The Knutsford Great Race is the only penny farthing event in the UK and competitors come from around the world.

Taking part will be bicycles dating from the middle of the 19th Century including dandy horse machines, bone-shakers and penny farthings.

The hub of the event is the Penny Farthing Museum in Knutsford.


Museum owner Glynn Stockdale bought his first penny farthing in 1978.

Man riding penny farthing in Knutsford
Once you're going, you are king of the road. You can see over hedges, into bedroom windows, all kinds of things!
Glynn Stockdale, Penny Farthing Museum

Now, up to 60,000 visitors a year flock to to see his collection of Victorian velocipedes at his Knutsford tea rooms on King Street, which doubles up as the museum.

"I was always fascinated by the 'big wheel' as a child," he said. "And when I had a chance to buy one in '78, I did just that."

Glynn is one of the organisers of the Knutsford Great Race, a unique event for a range of 19th century bicycles, including the penny farthing.

The race, which was first held back in 1980, is staged just once every ten years.

Up to 50 teams are expected to take part in 2010 with entries already received from as far away as Germany, Czech Republic, USA, Australia and New Zealand.

Competitors, whether riding alone or as part of a team of up to four riders, will have to negotiate as many circuits of a one kilometre course as possible within the three hour time limit.


The penny farthing was invented in 1871 by James Starley. They lasted just 20 years but in that time, 60,000 were produced.

Allan Beswick gets in some practice for the Knutsford Great Race

Big city penny farthing clubs were established across the North West but, according to Glynn, they were so hated in Knutsford that the townsfolk even tried to bring them down forcing spears into their spokes.

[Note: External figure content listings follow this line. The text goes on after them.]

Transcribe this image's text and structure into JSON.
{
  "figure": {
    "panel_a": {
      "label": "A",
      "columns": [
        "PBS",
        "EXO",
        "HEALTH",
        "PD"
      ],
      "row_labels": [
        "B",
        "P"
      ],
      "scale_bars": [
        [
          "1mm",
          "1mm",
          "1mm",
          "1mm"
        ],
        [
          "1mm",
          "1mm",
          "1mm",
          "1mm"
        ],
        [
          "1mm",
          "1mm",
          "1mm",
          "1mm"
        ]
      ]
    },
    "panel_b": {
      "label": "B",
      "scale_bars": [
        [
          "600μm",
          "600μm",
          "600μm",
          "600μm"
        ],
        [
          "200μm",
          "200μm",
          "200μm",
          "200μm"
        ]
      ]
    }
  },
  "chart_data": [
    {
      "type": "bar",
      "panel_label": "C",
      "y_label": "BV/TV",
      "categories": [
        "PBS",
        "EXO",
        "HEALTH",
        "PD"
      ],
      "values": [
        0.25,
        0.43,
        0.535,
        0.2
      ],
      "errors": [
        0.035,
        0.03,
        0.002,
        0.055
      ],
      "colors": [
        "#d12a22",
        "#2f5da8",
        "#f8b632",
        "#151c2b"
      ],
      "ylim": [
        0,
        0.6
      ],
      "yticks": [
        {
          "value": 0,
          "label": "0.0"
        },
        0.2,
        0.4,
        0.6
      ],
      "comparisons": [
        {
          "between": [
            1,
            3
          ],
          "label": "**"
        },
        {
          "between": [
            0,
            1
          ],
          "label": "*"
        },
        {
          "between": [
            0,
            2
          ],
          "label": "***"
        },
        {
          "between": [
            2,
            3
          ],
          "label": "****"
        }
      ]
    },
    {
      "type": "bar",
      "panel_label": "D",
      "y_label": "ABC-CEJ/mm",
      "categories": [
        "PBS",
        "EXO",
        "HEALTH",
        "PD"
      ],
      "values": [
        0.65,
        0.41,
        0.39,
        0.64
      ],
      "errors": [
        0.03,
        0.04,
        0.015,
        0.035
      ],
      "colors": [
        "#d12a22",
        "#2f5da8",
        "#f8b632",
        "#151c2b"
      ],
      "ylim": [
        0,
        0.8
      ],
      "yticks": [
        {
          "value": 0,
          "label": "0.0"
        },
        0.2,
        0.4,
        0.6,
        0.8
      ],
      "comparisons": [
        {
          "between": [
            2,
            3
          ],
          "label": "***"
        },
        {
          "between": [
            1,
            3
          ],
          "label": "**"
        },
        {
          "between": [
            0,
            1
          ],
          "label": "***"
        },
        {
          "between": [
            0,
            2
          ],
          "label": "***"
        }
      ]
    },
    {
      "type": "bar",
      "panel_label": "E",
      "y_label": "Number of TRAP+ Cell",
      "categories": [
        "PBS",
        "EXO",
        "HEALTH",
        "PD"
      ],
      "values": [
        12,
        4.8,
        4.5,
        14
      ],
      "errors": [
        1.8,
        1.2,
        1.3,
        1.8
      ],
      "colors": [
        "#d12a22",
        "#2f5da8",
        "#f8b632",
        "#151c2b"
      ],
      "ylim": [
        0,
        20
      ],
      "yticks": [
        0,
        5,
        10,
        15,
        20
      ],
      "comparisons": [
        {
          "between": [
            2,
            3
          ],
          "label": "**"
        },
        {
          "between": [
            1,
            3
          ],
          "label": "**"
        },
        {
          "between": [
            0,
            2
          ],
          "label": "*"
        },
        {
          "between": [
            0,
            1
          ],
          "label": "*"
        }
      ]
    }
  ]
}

"They also went to the local magistrate who worked out different restrictions, one of which was that if you rode in Knutsford on a penny farthing, you had to have a siren by law."

Mounting a 'big wheel' is a process requiring some skill.

One foot is placed on a small peg on the frame above the back wheel. The rider then grasps the handlebar, scoots using the other foot, and when sufficient speed has been gained, lifts himself into the saddle.

Although very stable due to the gyroscopic effect of the big wheel, the penny farthing is notoriously prone to accidents.

But that doesn't put off Glynn, who likes nothing better than pedalling his penny farthing around the leafy lanes of Cheshire.

"Once you're going, you are king of the road - you just sail away," he said.

"You are riding high up, you can see over hedges, into bedroom windows, all kinds of things!"